When doing trainings or consulting sessions I got the feeling that most people are not fully aware of PostgreSQL’s shutdown modes. However, knowing about this functionality is pretty important. Without this information sysadmis may cause unintended damage and issues. This can easily be avoided.
3 shutdown modes
When doing pg_ctl –help the system will reveal its secrets:
Options for stop or restart: -m SHUTDOWN-MODE can be "smart", "fast", or "immediate" Shutdown modes are: smart quit after all clients have disconnected fast quit directly, with proper shutdown immediate quit without complete shutdown; will lead to recovery on restart
What we see here is that there are three ways to shutdown a PostgreSQL database. If you are running binary
smart – the default
If you run pg_ctl -D … stop you will do a so called “smart” shutdown. What does it mean? Well, PostgreSQL will shut down as soon as all open connections have been terminated.
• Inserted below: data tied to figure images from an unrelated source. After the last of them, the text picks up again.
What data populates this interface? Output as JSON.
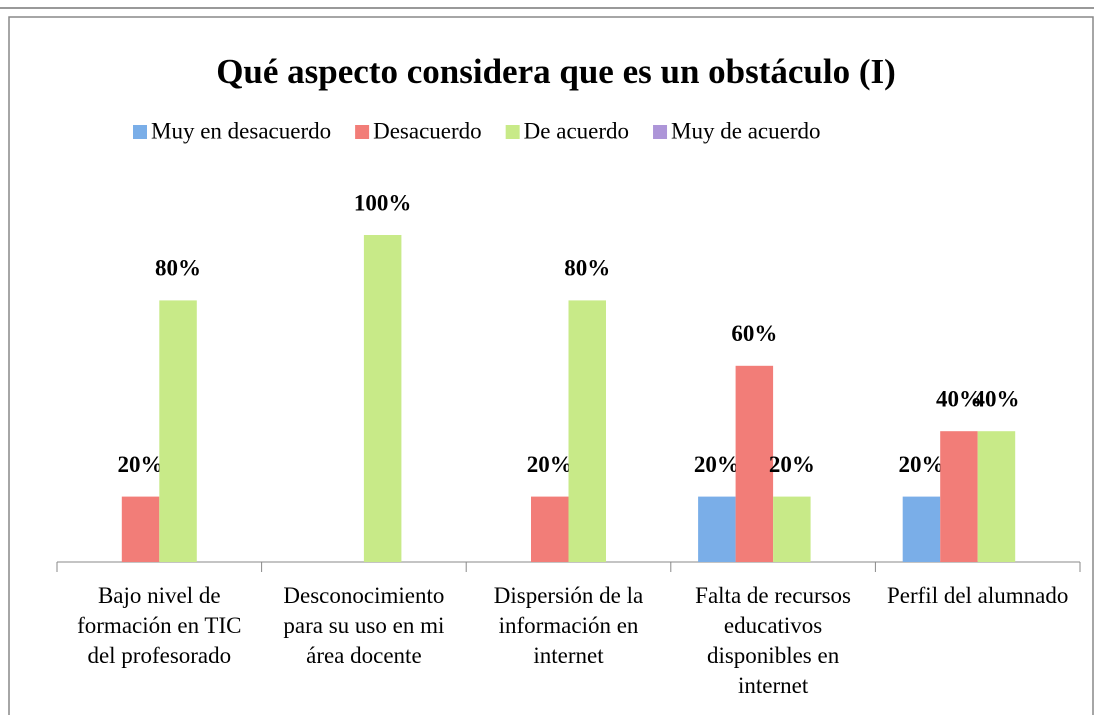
{
  "chart_data": {
    "type": "bar",
    "title": "Qué aspecto considera que es un obstáculo (I)",
    "categories": [
      "Bajo nivel de formación en TIC del profesorado",
      "Desconocimiento para su uso en mi área docente",
      "Dispersión de la información en internet",
      "Falta de recursos educativos disponibles en internet",
      "Perfil del alumnado"
    ],
    "series": [
      {
        "name": "Muy en desacuerdo",
        "color": "#7aaee8",
        "values": [
          0,
          0,
          0,
          20,
          20
        ],
        "value_labels": [
          null,
          null,
          null,
          "20%",
          "20%"
        ]
      },
      {
        "name": "Desacuerdo",
        "color": "#f27d78",
        "values": [
          20,
          0,
          20,
          60,
          40
        ],
        "value_labels": [
          "20%",
          null,
          "20%",
          "60%",
          "40%"
        ]
      },
      {
        "name": "De acuerdo",
        "color": "#c8ea88",
        "values": [
          80,
          100,
          80,
          20,
          40
        ],
        "value_labels": [
          "80%",
          "100%",
          "80%",
          "20%",
          "40%"
        ]
      },
      {
        "name": "Muy de acuerdo",
        "color": "#ad95d8",
        "values": [
          0,
          0,
          0,
          0,
          0
        ],
        "value_labels": [
          null,
          null,
          null,
          null,
          null
        ]
      }
    ],
    "ylim": [
      0,
      100
    ],
    "legend": "top"
  }
}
This is very nice because no queries will be interrupted and nobody will lose his database connection.
The downside here is: What if database connections are never terminated because there is some sort of connection pool around or so?
In this case it is necessary to shut the PostgreSQL server down in a more aggressive way
fast – usually used in init scripts
“fast” will terminate all open connections in a “nice” way and therefore terminate the database a lot faster than in “smart” mode. The main advantage here is that you can terminate the database server a lot faster than normal. This is also the reason why “fast” is the default mode used by most binary packages.
In most cases “-m fast” is the desired method to perform a shutdown.
immedate – be careful
If “fast” is still not fast enough, you can rely on “immediate” (which is the most cruel method to do a shutdown). As stated before, “fast” kills all open connections in a “nice” way. In this context “nice” means that a process will receive a signal, which can be caught by the process. The process can then perform a proper cleanup and exit in a proper way.
In case of immediate a process will receive a more harsh signal and will not be able to respond anymore. In short: It is shot in the head. The consequences of this type of shut downs are: PostgreSQL is not able to finish its disk I/O and therefore has to do a recovery when it comes back up. This will work but it is not the nicest way of doing things. Therefore we don’t recommend this type of shutdown.
kill – 9 is not your friend
Sometimes it is not about shutting down an entire database instance. In many cases users just want to get rid of one single database connection. Of course PostgreSQL provides ways to do that cleanly. However, some rookie administrators tend to use brute force methods to kill a connection: “kill -9”.
But, what are the consequences of a hard kill? Consider the following scenario: Let us imagine a database connection is about to modify some shared memory segment. What happens if it dies somewhere during this operation because it is killed? Well, nobody knows what has been changed in shared memory – in fact, there is a fair chance of spreading some corruption due to some half-completed write operation. To avoid this, PostgreSQL will instantly throw out everybody and enter recovery mode to sort out potential problems.
From a user’s point of view: All database connections are lost and PostgreSQL is doing something strange. Most users will not understand what is about to happen. We recommend to avoid “kill -9” unless you know precisely what you are doing!